早朝、サイレンの合図と共に、港から何十艘もの小舟が、競って沖の岩場に向かって漕ぎ出す様は、勇壮なものです。
島根では、今が海苔摘みの最盛期、これは「大変」の一語に尽きる作業ですが、漁村ではご婦人方の仕事ということになっています。
これからの時期、暖かい日は少なく、ほとんどが岩場に立てないほどの強い風雪、海を背にして打ち寄せる荒波、加えて足元の滑り易さ、常に見極めながらの海苔摘み作業は、素人には1回経験すれば「もうゴチソウさん」、2度とやりたくない重労働です。

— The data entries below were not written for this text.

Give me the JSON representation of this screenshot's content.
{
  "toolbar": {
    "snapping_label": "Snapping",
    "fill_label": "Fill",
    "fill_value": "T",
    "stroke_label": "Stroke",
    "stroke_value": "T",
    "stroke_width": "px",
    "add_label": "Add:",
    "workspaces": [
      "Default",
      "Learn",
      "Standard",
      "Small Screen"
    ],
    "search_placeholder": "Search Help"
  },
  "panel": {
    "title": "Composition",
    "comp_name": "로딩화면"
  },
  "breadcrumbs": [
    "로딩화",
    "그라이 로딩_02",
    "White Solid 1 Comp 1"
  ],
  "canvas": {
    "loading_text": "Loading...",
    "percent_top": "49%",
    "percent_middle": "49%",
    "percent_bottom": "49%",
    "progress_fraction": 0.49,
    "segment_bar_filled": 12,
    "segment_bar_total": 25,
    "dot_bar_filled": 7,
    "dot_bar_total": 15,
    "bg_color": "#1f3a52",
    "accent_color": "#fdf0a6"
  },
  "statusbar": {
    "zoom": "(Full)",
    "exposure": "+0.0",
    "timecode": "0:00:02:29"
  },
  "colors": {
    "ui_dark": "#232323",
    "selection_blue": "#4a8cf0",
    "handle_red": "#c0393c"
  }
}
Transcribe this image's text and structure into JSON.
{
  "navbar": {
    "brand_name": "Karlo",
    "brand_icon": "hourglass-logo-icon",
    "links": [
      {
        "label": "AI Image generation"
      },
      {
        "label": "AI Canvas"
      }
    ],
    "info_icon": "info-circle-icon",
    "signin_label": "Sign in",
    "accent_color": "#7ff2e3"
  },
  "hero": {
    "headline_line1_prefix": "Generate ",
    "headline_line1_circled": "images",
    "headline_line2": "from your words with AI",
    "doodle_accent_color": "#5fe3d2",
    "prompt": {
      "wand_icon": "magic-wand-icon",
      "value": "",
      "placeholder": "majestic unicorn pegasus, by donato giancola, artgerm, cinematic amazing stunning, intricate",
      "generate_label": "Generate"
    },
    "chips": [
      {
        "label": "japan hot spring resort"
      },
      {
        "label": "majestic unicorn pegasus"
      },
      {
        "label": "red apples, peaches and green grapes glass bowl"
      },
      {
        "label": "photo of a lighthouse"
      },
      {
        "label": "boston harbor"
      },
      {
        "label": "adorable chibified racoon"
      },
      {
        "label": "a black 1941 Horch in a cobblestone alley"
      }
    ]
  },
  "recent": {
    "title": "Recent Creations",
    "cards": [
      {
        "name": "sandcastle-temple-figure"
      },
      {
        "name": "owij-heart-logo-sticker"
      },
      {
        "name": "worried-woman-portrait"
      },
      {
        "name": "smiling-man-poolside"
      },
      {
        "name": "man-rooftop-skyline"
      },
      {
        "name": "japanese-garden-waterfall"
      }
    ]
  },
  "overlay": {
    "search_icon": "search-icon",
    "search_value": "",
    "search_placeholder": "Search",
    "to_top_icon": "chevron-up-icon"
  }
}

それに摘み採った海苔は、その日の内に、冷たい水を使いながらの、スノコ干しの作業が待っています。
私は、正月用の「かもじ海苔」を見る度に、必ずこの時の事を思い出します。
以前に比べて、海苔が生える岩場が少なくなってきていると聞きますが、やはりお雑煮には、ご婦人方が苦労して摘み採った、地磯の岩海苔が一番美味しいですね。
そうそう、岩海苔摘みに併せて、同じ岩場に上がらせてもらってメジナ釣りをすると、摘んだ海苔片が、波にさらわれて撒き餌となり、メジナの大物が良く釣れたものです。